One financial advisor who’s seen the benefits of 529 plans firsthand is Mark Thompson, a Toronto-based financial planner. “The 529 plans have been a game-changer for many of my clients,” notes Thompson. “They offer a tax-free way to save for education expenses, and can help families reduce their taxable income.”

Why 529 plans remain a powerful tool for college, trade school savings
Why 529 plans remain a powerful tool for college, trade school savings

Investor Takeaways

For investors who are considering a 529 plan, there are several key takeaways to keep in mind. First, the plans offer a tax-free way to save for education expenses, which can be a significant incentive for families who may otherwise be facing a large tax bill on their savings.

Second, the plans are flexible, allowing families to use the savings for a range of education expenses, from tuition fees to textbooks and other materials. This can be a significant advantage for families who may not know exactly how much they’ll need to save for their children’s education expenses.

Finally, the plans are backed by a range of reputable investment firms, including Fidelity Investments and TD Asset Management. This can provide investors with peace of mind, knowing that their savings are being managed by experienced professionals.

Potential Risks

While 529 plans can provide a valuable tool for families to save for their children’s education expenses, there are also several potential risks to be aware of. One risk is that the plans may be biased towards wealthier families, who may have more resources to devote to saving for their children’s education expenses.

Another risk is that the tax credits for 529 plan contributions may be subject to change, which could impact the attractiveness of these plans for families. According to a recent report by the Canadian Centre for Policy Alternatives, the tax credits have been a major driver of growth in the sector, and any changes to these credits could have a significant impact on the popularity of 529 plans.

Finally, there’s also a risk that families may not be able to access their savings if they need to, particularly if they’re facing financial difficulties. According to a recent report by the Financial Planning Association, 71% of financial planners in Canada recommend 529 plans to their clients, but also note that families should be aware of the potential risks and challenges associated with these plans.

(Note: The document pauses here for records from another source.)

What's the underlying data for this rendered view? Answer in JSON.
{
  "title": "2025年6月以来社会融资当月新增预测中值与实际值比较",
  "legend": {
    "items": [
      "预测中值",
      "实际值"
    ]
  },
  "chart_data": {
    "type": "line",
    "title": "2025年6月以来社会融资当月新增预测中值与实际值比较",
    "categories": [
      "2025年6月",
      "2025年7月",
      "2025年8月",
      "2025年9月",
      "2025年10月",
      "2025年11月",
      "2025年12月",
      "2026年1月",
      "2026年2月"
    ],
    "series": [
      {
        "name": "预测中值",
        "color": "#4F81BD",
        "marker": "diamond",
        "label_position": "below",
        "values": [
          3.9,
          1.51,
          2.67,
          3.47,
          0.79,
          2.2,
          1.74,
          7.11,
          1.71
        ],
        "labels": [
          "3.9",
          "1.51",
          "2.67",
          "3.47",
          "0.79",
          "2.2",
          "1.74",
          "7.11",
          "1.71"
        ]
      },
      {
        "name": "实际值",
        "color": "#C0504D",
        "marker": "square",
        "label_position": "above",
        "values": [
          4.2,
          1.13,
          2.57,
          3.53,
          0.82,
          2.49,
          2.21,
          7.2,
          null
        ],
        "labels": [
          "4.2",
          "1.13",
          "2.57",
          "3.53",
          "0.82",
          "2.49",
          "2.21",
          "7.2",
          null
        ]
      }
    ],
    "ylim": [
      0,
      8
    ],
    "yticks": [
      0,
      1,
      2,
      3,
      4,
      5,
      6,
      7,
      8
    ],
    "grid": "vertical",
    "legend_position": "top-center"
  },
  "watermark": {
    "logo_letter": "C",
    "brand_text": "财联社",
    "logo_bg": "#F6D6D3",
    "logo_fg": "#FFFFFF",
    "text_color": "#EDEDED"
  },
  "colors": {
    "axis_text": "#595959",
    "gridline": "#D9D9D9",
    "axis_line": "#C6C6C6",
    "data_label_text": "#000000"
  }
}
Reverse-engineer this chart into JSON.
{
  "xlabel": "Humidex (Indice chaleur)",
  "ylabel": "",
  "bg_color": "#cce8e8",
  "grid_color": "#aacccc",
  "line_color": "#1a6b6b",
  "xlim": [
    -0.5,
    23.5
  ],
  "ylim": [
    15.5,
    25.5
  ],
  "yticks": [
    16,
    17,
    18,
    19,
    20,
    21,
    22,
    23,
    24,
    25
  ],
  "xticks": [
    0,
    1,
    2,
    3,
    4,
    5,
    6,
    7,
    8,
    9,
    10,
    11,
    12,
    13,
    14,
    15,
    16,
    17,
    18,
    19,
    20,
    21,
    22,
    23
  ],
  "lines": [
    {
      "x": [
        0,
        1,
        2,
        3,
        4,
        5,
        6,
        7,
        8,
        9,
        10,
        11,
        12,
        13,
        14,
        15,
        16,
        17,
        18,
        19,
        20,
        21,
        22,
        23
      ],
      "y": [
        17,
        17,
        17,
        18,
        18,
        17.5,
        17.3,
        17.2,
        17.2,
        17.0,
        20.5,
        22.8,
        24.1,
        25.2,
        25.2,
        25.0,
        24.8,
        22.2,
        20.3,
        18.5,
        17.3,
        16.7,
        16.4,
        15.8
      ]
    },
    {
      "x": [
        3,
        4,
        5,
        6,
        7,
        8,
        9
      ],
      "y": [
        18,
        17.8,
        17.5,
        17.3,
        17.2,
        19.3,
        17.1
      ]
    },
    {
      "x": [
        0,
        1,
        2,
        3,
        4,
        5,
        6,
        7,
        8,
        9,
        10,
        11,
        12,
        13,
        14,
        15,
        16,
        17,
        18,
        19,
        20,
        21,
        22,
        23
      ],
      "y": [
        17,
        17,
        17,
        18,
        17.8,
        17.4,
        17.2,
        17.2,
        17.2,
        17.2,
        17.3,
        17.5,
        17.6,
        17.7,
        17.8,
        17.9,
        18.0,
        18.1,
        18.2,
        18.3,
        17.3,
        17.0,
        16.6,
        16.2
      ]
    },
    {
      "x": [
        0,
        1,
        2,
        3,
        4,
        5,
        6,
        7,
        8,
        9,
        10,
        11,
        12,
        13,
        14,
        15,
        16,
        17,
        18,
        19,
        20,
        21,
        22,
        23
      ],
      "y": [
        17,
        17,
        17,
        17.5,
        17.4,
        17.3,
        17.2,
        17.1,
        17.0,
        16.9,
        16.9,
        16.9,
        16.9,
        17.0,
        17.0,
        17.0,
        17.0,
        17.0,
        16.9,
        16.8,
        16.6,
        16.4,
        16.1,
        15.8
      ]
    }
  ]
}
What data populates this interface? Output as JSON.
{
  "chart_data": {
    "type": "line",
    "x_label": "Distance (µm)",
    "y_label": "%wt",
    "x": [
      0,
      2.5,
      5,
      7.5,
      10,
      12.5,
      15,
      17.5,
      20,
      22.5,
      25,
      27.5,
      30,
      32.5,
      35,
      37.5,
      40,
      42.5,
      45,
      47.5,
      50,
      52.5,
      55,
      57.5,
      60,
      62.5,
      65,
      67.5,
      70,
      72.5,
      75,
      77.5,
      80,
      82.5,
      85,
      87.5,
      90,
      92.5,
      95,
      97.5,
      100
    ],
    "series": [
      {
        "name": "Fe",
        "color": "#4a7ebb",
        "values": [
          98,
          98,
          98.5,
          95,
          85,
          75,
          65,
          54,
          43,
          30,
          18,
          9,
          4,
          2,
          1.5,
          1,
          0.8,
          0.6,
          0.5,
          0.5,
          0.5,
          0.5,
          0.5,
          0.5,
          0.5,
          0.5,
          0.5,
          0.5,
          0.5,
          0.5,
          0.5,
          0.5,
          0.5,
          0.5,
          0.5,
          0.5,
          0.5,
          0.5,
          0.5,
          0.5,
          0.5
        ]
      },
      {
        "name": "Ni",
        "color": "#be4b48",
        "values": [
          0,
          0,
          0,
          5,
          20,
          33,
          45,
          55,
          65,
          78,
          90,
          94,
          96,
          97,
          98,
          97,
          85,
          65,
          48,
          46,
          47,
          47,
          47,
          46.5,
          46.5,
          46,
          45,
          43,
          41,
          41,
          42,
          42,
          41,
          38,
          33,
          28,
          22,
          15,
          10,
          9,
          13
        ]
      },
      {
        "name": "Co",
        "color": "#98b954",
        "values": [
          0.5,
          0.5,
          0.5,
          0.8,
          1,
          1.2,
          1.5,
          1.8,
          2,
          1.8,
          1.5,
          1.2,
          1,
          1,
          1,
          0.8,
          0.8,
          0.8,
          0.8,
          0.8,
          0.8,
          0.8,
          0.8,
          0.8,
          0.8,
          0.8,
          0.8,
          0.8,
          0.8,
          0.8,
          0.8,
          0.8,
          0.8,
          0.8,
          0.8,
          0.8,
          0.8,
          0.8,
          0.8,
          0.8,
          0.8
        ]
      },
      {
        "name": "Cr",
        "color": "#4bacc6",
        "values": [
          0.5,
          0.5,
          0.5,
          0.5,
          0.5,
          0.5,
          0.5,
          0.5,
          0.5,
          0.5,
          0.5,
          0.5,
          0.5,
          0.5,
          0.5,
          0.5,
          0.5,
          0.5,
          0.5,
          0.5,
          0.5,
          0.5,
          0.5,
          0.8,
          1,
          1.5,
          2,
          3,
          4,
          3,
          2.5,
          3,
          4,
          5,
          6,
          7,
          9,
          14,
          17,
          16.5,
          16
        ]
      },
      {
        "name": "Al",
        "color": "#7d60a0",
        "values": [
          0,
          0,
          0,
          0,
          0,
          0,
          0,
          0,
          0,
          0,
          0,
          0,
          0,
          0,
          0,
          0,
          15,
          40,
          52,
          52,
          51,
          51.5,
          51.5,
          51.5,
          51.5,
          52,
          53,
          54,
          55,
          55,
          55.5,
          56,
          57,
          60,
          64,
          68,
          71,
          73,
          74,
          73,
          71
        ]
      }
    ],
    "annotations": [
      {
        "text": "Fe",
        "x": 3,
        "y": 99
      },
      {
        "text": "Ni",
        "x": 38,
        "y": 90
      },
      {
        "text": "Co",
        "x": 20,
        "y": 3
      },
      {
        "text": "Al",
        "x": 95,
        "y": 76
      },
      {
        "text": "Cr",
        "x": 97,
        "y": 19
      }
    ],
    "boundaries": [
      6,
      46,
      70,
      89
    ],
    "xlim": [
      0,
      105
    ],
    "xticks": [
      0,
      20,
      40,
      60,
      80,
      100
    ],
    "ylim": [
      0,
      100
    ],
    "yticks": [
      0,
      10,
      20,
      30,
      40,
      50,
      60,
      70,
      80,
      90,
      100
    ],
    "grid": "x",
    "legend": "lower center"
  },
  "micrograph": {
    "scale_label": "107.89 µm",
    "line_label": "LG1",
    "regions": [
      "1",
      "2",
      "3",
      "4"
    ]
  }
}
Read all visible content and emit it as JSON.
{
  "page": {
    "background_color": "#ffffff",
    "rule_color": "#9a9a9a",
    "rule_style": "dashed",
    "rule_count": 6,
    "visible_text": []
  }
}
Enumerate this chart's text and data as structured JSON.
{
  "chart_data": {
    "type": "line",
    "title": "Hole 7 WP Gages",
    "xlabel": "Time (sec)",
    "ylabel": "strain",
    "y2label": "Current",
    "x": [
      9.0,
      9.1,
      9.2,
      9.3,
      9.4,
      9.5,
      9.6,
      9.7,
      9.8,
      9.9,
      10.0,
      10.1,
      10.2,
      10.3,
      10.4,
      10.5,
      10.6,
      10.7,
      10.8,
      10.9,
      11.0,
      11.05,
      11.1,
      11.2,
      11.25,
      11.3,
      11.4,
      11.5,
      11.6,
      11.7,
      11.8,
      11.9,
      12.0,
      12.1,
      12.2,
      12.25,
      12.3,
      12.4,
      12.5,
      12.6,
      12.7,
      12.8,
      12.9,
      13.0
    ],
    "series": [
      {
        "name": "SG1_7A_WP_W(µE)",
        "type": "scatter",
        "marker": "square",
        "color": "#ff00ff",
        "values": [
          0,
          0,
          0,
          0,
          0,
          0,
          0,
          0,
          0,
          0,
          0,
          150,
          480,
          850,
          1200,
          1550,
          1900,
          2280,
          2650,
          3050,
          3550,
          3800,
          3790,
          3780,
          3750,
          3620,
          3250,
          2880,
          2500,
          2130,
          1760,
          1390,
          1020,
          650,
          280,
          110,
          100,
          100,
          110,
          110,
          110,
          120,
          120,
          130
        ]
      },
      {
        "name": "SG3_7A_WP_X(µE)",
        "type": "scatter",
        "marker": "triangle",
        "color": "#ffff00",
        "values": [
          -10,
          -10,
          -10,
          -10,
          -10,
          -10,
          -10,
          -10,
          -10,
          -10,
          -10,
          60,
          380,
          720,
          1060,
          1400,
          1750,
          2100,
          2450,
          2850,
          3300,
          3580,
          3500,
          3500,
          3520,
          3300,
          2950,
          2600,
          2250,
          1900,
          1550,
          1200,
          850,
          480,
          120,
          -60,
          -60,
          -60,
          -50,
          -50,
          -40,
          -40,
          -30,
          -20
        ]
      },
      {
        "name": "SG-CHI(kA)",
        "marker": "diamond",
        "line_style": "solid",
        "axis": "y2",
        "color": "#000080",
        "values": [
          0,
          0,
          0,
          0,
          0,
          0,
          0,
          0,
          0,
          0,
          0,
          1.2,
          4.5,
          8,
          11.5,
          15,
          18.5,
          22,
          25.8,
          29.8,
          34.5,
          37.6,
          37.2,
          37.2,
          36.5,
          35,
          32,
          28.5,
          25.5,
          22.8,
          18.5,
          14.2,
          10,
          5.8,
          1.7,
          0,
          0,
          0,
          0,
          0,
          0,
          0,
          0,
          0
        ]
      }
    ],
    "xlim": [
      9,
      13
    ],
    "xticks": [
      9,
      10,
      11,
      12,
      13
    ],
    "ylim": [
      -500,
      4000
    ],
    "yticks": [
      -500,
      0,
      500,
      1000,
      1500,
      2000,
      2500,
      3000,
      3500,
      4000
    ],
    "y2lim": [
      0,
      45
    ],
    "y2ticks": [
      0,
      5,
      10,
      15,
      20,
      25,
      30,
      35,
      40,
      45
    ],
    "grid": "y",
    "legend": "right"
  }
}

Why 529 plans remain a powerful tool for college, trade school savings
Why 529 plans remain a powerful tool for college, trade school savings

Looking Ahead

As the popularity of 529 plans continues to grow in Canada, it’s worth considering what the future holds for these plans. One possibility is that the government will introduce new tax credits or incentives to encourage families to save for their children’s education expenses.

Another possibility is that the plans will become more accessible to lower-income families, who may have been struggling to save for their children’s education expenses. According to a recent report by the Canadian Centre for Policy Alternatives, the average contribution to a 529 plan in Canada is $3,600 per year, which is significantly higher than the average annual income of lower-income families.

Finally, there’s also a possibility that the plans will continue to grow in popularity, driven by increasing demand from families and the introduction of new tax credits. According to a recent report by Morgan Stanley research, the number of 529 plans in Canada is expected to continue growing in the coming years, driven by these factors.

Ultimately, the future of 529 plans in Canada will depend on a range of factors, including government policy, market trends, and the needs of families. As the popularity of these plans continues to grow, it’s worth considering what the implications are for families like the Smiths, who are eager to save for their children’s post-secondary education expenses.

PS

Priya Sharma

Financial News Analyst — NexaReport

Priya Sharma is a financial analyst and contributing writer at NexaReport, where she focuses on startup ecosystems, investment trends, and emerging market opportunities. Her work draws on deep research and primary sources across global financial media.